Your Genome on the Cloud: Big Data Challenges in Personalized Medicine
Submitted by Ramesh Hariharan on Tuesday, 12 June 2012
Section: Data Analytics Technical level: Beginner Session type: Lecture
We are at the threshold of a major revolution in health care: thanks to two decades of explosive research in tools and techniques that interrogate living cells at the molecular level, doctors will soon have an invaluable tool added to their arsenal to help diagnose and cure disease, i.e., the genome of the patient. Several success stories have already emerged, for instance, a little boy who needed several futile operations before sequencing his genome indicated a defect in the immune system, which was then solved with a bone-marrow transplant.
The genome and its associated paraphernalia is quite large and that naturally calls for Big Data techniques to manage and deliver genomic information to clinicians, consumers, and researchers. To just give you a feel, sequencing machines generate upwards of 150GB of compressed data for a single individual and analysing this data is equivalent to sifting through 30 finely shredded copies of a 200,000 page telephone directory!

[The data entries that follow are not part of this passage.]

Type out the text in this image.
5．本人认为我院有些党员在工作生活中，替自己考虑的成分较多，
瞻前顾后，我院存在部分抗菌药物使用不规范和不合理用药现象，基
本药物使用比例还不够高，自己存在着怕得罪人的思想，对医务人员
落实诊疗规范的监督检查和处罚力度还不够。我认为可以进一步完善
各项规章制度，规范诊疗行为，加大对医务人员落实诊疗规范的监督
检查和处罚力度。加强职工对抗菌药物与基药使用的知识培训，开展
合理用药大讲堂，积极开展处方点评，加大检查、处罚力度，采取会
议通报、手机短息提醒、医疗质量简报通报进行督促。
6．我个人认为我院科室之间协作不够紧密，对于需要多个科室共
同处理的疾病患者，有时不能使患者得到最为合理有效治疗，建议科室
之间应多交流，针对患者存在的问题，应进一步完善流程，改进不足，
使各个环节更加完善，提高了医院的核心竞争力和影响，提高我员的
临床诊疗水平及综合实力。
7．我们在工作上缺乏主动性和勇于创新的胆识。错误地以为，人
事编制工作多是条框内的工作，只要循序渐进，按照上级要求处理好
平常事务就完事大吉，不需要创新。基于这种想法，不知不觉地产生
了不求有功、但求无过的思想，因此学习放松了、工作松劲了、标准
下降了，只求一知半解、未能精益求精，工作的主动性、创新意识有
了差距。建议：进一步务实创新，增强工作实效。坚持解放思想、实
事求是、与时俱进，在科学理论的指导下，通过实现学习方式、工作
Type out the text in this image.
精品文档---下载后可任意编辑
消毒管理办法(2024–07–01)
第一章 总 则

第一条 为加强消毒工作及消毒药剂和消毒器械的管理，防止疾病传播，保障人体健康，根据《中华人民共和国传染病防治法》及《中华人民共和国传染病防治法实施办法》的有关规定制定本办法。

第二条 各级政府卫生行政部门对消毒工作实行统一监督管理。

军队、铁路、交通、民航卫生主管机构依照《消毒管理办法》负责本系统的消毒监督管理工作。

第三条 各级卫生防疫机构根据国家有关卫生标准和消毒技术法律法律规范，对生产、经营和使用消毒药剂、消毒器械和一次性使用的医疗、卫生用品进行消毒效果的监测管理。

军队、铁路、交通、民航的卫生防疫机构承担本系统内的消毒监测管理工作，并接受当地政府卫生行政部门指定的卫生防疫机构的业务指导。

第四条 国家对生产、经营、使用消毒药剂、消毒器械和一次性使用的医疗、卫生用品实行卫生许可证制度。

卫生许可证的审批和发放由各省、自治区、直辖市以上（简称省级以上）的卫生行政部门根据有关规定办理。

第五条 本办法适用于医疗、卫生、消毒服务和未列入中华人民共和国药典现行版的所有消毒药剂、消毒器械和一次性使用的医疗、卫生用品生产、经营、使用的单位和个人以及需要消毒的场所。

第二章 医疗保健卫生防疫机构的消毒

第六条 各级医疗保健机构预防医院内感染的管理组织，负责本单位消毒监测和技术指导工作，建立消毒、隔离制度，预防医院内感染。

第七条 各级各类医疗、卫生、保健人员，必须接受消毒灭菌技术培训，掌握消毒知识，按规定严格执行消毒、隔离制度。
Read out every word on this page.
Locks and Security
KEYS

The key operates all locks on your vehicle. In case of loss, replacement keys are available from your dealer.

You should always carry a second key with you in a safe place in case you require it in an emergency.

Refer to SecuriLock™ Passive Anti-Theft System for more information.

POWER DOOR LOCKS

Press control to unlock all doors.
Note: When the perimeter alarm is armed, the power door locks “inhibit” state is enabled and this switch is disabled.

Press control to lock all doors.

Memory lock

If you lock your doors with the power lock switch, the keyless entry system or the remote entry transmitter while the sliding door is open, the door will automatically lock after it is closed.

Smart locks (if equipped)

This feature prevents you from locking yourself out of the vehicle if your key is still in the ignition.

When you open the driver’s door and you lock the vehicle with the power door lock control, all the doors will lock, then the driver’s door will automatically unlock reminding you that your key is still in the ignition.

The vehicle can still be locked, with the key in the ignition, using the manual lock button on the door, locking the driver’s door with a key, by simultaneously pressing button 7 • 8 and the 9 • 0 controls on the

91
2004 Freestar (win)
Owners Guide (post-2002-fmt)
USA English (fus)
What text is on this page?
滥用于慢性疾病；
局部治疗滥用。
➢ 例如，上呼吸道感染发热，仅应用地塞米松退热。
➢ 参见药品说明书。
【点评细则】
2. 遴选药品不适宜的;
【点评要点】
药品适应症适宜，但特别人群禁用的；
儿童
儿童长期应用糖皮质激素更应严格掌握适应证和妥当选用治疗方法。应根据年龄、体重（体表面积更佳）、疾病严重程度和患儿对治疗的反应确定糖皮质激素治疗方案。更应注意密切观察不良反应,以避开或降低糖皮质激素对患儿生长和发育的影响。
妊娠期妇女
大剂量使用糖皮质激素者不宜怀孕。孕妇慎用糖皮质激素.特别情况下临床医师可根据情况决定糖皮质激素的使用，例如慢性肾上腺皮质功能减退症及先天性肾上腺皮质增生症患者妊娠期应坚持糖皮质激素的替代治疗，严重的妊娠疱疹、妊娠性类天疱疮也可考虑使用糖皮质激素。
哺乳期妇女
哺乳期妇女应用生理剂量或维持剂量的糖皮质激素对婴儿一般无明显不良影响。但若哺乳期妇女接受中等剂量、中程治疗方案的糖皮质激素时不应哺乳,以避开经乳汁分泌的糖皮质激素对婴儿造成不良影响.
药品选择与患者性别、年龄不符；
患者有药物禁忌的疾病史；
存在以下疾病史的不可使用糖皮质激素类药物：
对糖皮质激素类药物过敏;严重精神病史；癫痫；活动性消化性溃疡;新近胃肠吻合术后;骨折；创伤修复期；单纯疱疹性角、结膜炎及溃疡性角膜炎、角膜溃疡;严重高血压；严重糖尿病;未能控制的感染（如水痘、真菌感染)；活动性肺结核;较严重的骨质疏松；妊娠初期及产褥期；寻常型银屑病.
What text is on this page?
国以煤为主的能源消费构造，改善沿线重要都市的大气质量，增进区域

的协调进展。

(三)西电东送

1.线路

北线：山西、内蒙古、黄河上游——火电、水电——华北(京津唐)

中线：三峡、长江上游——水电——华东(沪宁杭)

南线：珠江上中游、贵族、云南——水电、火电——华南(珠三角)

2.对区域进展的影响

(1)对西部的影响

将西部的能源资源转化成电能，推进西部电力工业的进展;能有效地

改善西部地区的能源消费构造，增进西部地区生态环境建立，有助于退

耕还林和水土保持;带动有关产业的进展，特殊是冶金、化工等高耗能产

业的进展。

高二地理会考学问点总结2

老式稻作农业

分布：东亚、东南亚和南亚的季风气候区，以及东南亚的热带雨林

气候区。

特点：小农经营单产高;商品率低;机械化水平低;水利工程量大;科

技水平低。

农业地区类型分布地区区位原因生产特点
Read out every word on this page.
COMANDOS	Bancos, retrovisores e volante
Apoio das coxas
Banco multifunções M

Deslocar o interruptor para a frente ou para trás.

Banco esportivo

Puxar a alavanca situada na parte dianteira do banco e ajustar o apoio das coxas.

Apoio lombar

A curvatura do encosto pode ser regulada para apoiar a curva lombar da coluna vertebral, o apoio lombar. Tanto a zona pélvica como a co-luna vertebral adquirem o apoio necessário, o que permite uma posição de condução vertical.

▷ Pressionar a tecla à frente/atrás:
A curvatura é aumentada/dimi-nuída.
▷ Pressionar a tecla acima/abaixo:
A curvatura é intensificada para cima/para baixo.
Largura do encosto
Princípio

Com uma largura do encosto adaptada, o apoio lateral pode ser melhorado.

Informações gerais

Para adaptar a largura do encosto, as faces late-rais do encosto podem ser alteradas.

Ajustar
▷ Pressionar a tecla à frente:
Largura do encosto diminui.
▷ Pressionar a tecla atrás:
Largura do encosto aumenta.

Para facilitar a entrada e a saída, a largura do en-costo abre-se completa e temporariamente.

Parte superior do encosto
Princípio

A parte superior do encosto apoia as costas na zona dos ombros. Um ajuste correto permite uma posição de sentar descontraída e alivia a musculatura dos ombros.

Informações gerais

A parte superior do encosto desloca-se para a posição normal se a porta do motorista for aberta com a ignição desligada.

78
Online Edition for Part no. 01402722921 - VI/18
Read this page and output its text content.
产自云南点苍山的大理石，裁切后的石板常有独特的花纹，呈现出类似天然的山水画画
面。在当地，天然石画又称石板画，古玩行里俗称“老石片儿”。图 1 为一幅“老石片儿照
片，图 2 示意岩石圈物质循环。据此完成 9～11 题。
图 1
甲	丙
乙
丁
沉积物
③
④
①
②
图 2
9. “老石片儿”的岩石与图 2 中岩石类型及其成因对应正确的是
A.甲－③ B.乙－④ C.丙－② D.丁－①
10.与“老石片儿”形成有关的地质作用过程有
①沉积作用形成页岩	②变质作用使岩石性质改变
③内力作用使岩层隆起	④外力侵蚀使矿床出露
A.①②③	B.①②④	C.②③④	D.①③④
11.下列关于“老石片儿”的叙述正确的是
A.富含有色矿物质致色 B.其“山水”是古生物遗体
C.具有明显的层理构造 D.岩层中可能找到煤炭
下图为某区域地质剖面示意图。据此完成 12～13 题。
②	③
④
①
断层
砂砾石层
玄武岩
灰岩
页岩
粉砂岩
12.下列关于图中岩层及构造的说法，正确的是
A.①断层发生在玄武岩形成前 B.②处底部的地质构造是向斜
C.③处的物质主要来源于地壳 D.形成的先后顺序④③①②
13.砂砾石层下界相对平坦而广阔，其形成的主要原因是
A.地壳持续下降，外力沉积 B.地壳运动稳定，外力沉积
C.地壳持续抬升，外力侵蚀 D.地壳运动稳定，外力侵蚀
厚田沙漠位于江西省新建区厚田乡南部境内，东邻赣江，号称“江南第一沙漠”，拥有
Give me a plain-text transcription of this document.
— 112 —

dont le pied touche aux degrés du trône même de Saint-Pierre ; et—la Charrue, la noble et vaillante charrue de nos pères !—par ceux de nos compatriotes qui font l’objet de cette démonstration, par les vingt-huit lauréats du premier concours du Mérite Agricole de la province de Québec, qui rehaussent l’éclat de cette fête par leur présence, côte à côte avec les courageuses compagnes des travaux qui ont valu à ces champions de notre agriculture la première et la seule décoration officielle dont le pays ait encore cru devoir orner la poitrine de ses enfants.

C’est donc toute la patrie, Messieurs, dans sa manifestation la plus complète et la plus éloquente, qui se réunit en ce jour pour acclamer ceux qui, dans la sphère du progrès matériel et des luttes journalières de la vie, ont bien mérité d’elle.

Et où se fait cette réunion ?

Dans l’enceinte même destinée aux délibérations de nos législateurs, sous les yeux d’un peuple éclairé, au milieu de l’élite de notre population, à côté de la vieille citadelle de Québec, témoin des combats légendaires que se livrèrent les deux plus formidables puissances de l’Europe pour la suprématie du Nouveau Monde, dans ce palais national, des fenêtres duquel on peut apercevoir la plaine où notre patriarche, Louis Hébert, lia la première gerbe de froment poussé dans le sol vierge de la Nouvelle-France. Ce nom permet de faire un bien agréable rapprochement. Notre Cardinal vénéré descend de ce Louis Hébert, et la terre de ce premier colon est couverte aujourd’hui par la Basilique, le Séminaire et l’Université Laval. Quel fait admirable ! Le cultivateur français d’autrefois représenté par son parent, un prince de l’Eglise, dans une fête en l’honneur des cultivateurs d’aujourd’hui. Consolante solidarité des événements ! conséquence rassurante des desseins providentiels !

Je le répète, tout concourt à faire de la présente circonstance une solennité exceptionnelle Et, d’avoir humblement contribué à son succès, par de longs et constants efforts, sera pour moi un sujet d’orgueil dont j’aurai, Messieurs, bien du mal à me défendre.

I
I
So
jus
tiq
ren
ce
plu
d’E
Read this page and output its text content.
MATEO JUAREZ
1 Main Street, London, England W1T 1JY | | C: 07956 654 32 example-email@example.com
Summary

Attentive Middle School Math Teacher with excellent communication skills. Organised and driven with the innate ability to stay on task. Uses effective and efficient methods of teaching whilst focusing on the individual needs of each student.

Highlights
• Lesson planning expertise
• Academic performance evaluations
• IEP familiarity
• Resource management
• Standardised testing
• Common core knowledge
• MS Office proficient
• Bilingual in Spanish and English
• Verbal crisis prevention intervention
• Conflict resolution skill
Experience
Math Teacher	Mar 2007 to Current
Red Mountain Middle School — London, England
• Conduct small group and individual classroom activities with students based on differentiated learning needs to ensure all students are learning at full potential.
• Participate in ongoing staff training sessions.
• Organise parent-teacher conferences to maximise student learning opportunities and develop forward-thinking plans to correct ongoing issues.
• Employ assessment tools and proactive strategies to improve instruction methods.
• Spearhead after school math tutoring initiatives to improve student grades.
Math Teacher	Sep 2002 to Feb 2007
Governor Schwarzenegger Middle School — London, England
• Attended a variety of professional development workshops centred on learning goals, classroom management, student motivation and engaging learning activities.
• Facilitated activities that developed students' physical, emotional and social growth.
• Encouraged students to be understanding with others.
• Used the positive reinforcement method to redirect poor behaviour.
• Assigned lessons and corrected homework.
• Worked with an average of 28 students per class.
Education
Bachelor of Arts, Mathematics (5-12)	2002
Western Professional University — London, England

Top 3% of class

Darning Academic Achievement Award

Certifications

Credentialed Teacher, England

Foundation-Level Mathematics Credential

The next few years will see the translation of all the above from research lab to hospital and impact all our lives eventually. The goal of this session will be to introduce attendees to this area and share the excitement that the next few years hold in store.
The session will have two parts.
The first part will describe the evolution of genomic measurement over the last two decades, survey the current state, describe how ever reducing costs and increased understanding are leading to significant impact on disease diagnosis and cure, discuss how the world will look in the next 5 years when large numbers of people have their genomes sequenced.
This will lead to the second part where we will describe the Big Data techniques and challenges in handling large volumes of genomic data: what computations need to be run, what queries need to be handled, how data needs to flow from site of generation to site of consumption etc. These will include clever ways for text indexing, fast string matching algorithms, use of special hardware paradigms (SIMD/GPUs), Hadoop based pipelines to large volume processing, visualization methods etc.
I am a Computer Scientist/Entrepreneur, a founder of Strand Life Sciences and an Adjunct Faculty member at the Indian Institute of Science. My work spans algorithmic problems from a research perspective, building handheld devices (the Simputer) and speech synthesis systems (Dhvani), and various software platforms for biological data processing (GeneSpring, Avadis NGS) as part of Strand Life Sciences.